Apple needs to do better than that, according to Paul Kafasis, CEO of Rogue Amoeba, which publishes Mac audio software. In an interview published in Macworld, Kafasis said Rogue Amoeba is considering bringing Radioshift, an OS X application for listening to Internet radio, to the iPhone, which might hurt iTunes music sales. Kafasis wondered if that application would be considered malicious by Apple. What Kafasis didn't say is that such a program might also be considered a bandwidth hog.
And how are developers going to know if their applications are legal before investing enormous amount of time in development? Do they invest the work and time needed to develop an application, and then hope at the end of the process that Apple doesn't find the app objectionable? Do developers go to Apple and describe the application in advance? What assurances do developers have that Apple won't then steal the idea, or the idea will leak, and the developer will get beaten to market? What if the developer decides to change the features of their application midway through the development cycle? Does it then have to go back to Apple to ask permission to make the change? How much time will all this discussion with Apple take?
Developers don't just need to pass Apple's purity test to get their apps out to iPhone users. They also have to fork over cash. Apple will take a 30% cut of the revenue of all applications running on the iPhone. Gruber, himself a Mac developer, said developers can live with that: "Apple's 30/70 split with developers is steep, but initial reaction from the developers I follow on Twitter seems to be positive. Paul Kafasis of Rogue Amoeba told me via IM, '70%? That's … that's … livable,' which seems to sum up the consensus sentiment."
Macworld talked to several developers and found them unenthusiastic about the size of Apple's cut. Macworld quotes Ken Aspelslagh, an iPhone specialist at ECammm network, which makes the iPhone companion program MegaPhone for the Mac, as saying Apple's cut is high, and he's concerned larger companies might negotiate better deals, disadvantaging smaller developers.

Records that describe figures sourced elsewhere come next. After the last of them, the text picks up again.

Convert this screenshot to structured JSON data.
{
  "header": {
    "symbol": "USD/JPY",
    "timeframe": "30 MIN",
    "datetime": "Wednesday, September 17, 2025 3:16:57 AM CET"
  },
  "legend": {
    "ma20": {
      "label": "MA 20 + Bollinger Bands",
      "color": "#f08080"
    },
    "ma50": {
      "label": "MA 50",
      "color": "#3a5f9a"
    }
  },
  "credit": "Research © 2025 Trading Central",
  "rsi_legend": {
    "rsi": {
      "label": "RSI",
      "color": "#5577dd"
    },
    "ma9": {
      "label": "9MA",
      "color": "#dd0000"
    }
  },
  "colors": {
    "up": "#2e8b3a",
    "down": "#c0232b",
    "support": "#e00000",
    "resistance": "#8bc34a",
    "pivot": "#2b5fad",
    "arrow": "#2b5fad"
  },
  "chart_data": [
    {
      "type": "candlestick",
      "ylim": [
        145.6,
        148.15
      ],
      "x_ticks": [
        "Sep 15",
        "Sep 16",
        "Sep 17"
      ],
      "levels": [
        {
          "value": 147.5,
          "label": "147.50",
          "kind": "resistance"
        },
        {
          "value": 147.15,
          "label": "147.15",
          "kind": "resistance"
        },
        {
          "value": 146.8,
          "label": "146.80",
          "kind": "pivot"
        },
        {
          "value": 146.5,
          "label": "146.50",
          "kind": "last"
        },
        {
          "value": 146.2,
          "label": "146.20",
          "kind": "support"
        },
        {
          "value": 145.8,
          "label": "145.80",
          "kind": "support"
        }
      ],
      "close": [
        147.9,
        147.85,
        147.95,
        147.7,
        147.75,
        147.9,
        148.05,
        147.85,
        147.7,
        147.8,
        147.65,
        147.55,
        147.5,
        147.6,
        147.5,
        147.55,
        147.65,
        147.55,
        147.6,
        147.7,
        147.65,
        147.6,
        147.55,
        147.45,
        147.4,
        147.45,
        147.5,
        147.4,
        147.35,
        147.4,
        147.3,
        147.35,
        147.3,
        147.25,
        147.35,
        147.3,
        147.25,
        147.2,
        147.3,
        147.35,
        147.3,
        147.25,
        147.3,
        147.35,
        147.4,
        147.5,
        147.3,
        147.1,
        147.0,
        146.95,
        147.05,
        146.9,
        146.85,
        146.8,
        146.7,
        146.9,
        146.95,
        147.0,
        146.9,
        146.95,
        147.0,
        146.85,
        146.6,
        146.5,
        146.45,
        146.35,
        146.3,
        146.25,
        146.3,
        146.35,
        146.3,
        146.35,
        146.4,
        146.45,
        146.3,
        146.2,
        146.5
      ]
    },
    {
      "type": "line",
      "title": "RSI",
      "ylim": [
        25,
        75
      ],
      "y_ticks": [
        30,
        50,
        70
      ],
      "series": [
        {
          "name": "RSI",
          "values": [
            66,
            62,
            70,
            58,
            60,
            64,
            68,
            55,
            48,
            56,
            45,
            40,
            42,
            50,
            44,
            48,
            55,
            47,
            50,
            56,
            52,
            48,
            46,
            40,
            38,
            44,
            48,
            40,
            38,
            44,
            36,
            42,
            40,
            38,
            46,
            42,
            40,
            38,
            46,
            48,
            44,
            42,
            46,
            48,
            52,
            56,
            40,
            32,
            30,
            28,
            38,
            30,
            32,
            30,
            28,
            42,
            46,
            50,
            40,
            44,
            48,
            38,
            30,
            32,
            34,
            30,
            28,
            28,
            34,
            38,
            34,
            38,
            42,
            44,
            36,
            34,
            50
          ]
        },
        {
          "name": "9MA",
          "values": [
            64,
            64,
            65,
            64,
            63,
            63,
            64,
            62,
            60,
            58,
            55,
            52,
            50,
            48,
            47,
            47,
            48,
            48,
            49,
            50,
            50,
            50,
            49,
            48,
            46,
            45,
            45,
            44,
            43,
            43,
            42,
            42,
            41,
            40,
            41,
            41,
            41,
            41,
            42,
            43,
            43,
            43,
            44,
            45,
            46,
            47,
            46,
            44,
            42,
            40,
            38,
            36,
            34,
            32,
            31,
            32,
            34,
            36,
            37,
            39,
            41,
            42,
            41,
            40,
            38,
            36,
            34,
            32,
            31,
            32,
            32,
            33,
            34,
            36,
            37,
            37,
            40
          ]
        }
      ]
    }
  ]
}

In addition to a cut of the revenue, developers must pay Apple $99 up front to write apps for the iPhone. Said Gruber: "The $99 fee for getting your app listed in the store is a no-brainer. A bummer, perhaps, for the student set, but I suspect it's intended as a bozo filter to keep the process from being inundated with glorified do-little 'Hello World' apps. (I'm almost certain even freeware apps require the $99 listing fee -- although that fee is per-developer, not per-app.)"
But the $99 will also restrict diversity. The volume of free and dirt-cheap programs for the iPhone will be vastly diminished if the people writing those programs have to pay $99 to get them out to the public. Apple is basically pricing the hacker community out of iPhone application development, leaving only the pros.
To enforce its restrictions, Apple is requiring that developers must distribute applications only through the AppStore that Apple will build.
So what do developers get in return for living by Apple's rules, paying Apple's tax, and restricting themselves to Apple's channel? Well, because of the way the AppStore is designed, developers will find their customers can easily install their apps, buy with one click, and Apple will give the developers' products exposure.
The iPhone is formidable technology. The iPhone had 28% market share in the last quarter of 2007, a respectable second to RIM's 41%, made even more impressive by the fact that the iPhone had only been available six months by the end of that period. And the iPhone accounted for 71% of U.S. mobile browser usage.
I was one of the first people to buy it when it went on sale June. 29, and I like it a lot. But what smartphone will I, and other users, buy when it's time to replace the iPhone in a year or two? Will we upgrade the iPhone, or go with something more open next time? That's a question Apple is betting its future on.
Update, just prior to posting: Great minds think alike -- just before clicking the "PUBLISH" button on this blog post, I find that my colleague Alexander Wolfe looked at similar points a few hours ago. Both our posts look at how restrictions on the SDK might alienate developers, but Alex looks at different issues than I do.